The idea of the algorithm is direct and simple, and three-layer loop is used, and the time complexity must be greater than O(N^2).
Note: duplicate characters cannot appear in string t
3, Sliding window algorithm
1. Algorithm idea
1) : we use the left and right pointer techniques in the double pointer in the string s, initialize left=right=0, and call the index left closed right open interval * * [left,right) as a window
2) : continuously increase the right pointer to expand the window [left, right] until the string in the window meets the requirements (including all characters in t).
3) : at this time, stop adding right, and continue to increase the left pointer to narrow the window [left,right) * *, until the characters in the window no longer meet the requirements. At the same time, update the results every time you add left.

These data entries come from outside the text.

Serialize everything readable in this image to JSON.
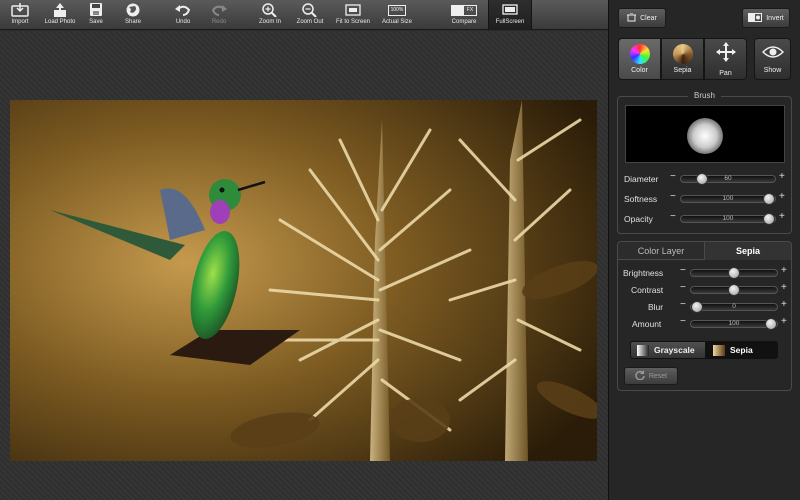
{
  "toolbar": {
    "import": "Import",
    "load_photo": "Load Photo",
    "save": "Save",
    "share": "Share",
    "undo": "Undo",
    "redo": "Redo",
    "zoom_in": "Zoom In",
    "zoom_out": "Zoom Out",
    "fit_to_screen": "Fit to Screen",
    "actual_size": "Actual Size",
    "actual_size_badge": "100%",
    "compare": "Compare",
    "compare_badge": "FX",
    "fullscreen": "FullScreen"
  },
  "panel": {
    "clear": "Clear",
    "invert": "Invert",
    "modes": {
      "color": "Color",
      "sepia": "Sepia",
      "pan": "Pan",
      "show": "Show"
    },
    "brush": {
      "title": "Brush",
      "diameter": {
        "label": "Diameter",
        "value": "60",
        "fraction": 0.18
      },
      "softness": {
        "label": "Softness",
        "value": "100",
        "fraction": 1.0
      },
      "opacity": {
        "label": "Opacity",
        "value": "100",
        "fraction": 1.0
      }
    },
    "layers": {
      "tab_color": "Color Layer",
      "tab_sepia": "Sepia",
      "brightness": {
        "label": "Brightness",
        "fraction": 0.5
      },
      "contrast": {
        "label": "Contrast",
        "fraction": 0.5
      },
      "blur": {
        "label": "Blur",
        "value": "0",
        "fraction": 0.0
      },
      "amount": {
        "label": "Amount",
        "value": "100",
        "fraction": 1.0
      },
      "grayscale": "Grayscale",
      "sepia_btn": "Sepia",
      "reset": "Reset"
    }
  },
  "minus": "−",
  "plus": "+"
}
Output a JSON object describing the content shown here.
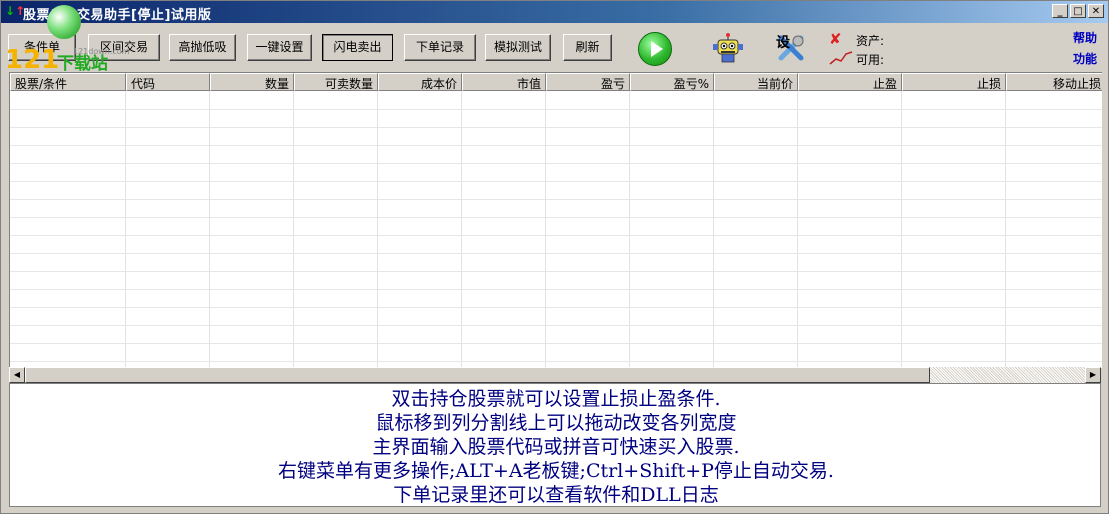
{
  "window": {
    "title": "股票自动交易助手[停止]试用版",
    "title_arrows": {
      "up": "↑",
      "down": "↓"
    },
    "controls": {
      "minimize": "_",
      "maximize": "□",
      "close": "✕"
    }
  },
  "logo": {
    "number": "121",
    "text": "下载站",
    "url": "121down.com"
  },
  "toolbar": {
    "buttons": [
      "条件单",
      "区间交易",
      "高抛低吸",
      "一键设置",
      "闪电卖出",
      "下单记录",
      "模拟测试",
      "刷新"
    ],
    "pressed_button": "闪电卖出",
    "settings_label": "设",
    "asset_label": "资产:",
    "available_label": "可用:",
    "help_link": "帮助",
    "function_link": "功能",
    "icons": [
      "play-icon",
      "robot-icon",
      "settings-icon",
      "status-x-icon",
      "trend-icon"
    ]
  },
  "table": {
    "columns": [
      "股票/条件",
      "代码",
      "数量",
      "可卖数量",
      "成本价",
      "市值",
      "盈亏",
      "盈亏%",
      "当前价",
      "止盈",
      "止损",
      "移动止损"
    ],
    "rows": []
  },
  "info": {
    "lines": [
      "双击持仓股票就可以设置止损止盈条件.",
      "鼠标移到列分割线上可以拖动改变各列宽度",
      "主界面输入股票代码或拼音可快速买入股票.",
      "右键菜单有更多操作;ALT+A老板键;Ctrl+Shift+P停止自动交易.",
      "下单记录里还可以查看软件和DLL日志"
    ]
  },
  "colors": {
    "accent": "#0a246a",
    "info_text": "#000080",
    "link": "#0000c0",
    "play": "#2eb82e"
  }
}
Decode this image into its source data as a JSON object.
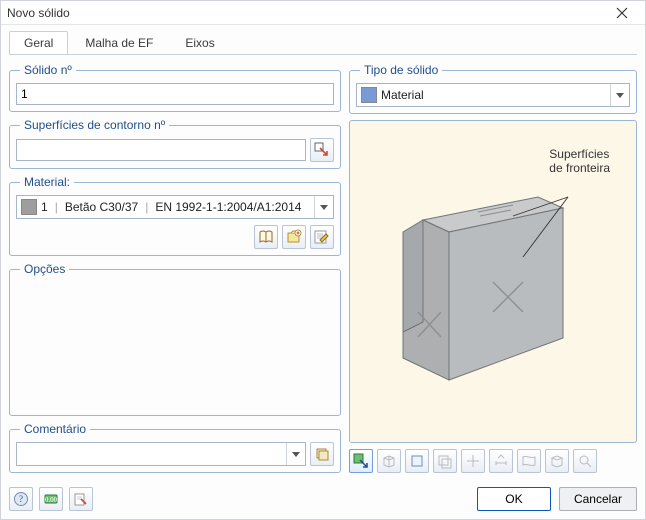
{
  "window": {
    "title": "Novo sólido"
  },
  "tabs": {
    "geral": "Geral",
    "malha": "Malha de EF",
    "eixos": "Eixos"
  },
  "left": {
    "solidoNo": {
      "legend": "Sólido nº",
      "value": "1"
    },
    "superficies": {
      "legend": "Superfícies de contorno nº",
      "value": ""
    },
    "material": {
      "legend": "Material:",
      "num": "1",
      "name": "Betão C30/37",
      "norm": "EN 1992-1-1:2004/A1:2014"
    },
    "opcoes": {
      "legend": "Opções"
    },
    "comentario": {
      "legend": "Comentário",
      "value": ""
    }
  },
  "right": {
    "tipo": {
      "legend": "Tipo de sólido",
      "value": "Material",
      "swatch": "#7a9ad6"
    },
    "preview": {
      "label1": "Superfícies",
      "label2": "de fronteira"
    }
  },
  "footer": {
    "ok": "OK",
    "cancel": "Cancelar"
  },
  "icons": {
    "pick_surfaces": "pick-icon",
    "mat_lib": "book-icon",
    "mat_new": "new-folder-icon",
    "mat_edit": "edit-icon",
    "stack": "stack-icon",
    "help": "help-icon",
    "precision": "precision-icon",
    "favorite": "favorite-icon"
  }
}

4) : repeat steps 2 and 3 until right reaches the end of the string s.
2. Algorithm code
//Move window function string minWindow(string s, string t) { unordered_map<char, int> need, window; //Traverse the string t and record the number of occurrences of each character for (char c : t) need[c]++; int left = 0, right = 0; int valid = 0; //Record the starting index and length of the minimum coverage string int start = 0, len = s.size()+1; while (right < s.size()) { char c = s[right]; right++;//Expand window right if (need.count(c)) { window[c]++; if (window[c] == need[c]) valid++;//If the corresponding values of the current character in window and need are consistent, the valid value will be increased by one } //valid == need.size() indicates that all characters in need have been included in the current form while (valid == t.length()) {//Enter the loop until the form window does not fully contain all the characters in need int formedSize=right-left; if (right - left< len) { start = left;//Update window start bit len = right - left;//Update window size } char c = s[left];//Extract the first character of the current window left++;//Move left and right of window if (need.count(c)) { if (window[c]==need[c]) valid--;//If the corresponding values of the current character in window and need are consistent, the valid value will be reduced by one window[c]--;//If the current character exists in need(t), the corresponding value in window will be reduced by one } } } //cout << endl; //cout << "start=" << start <<" len="<< len<< endl; return len == s.size()+1 ? "" : s.substr(start, len); }
3. Simple analysis
In the algorithm, only one loop of while (valid == t.length()) is nested in while (right < s.size()), which belongs to two-tier loop. The time complexity of the algorithm is obviously smaller than that of the violent solution.
Note: the sliding window algorithm is learned in section 1.7.1 of the book < < labuladong's algorithm speculation > >. The main code is basically the same as that in the book, only a small part has been modified and some comments have been added.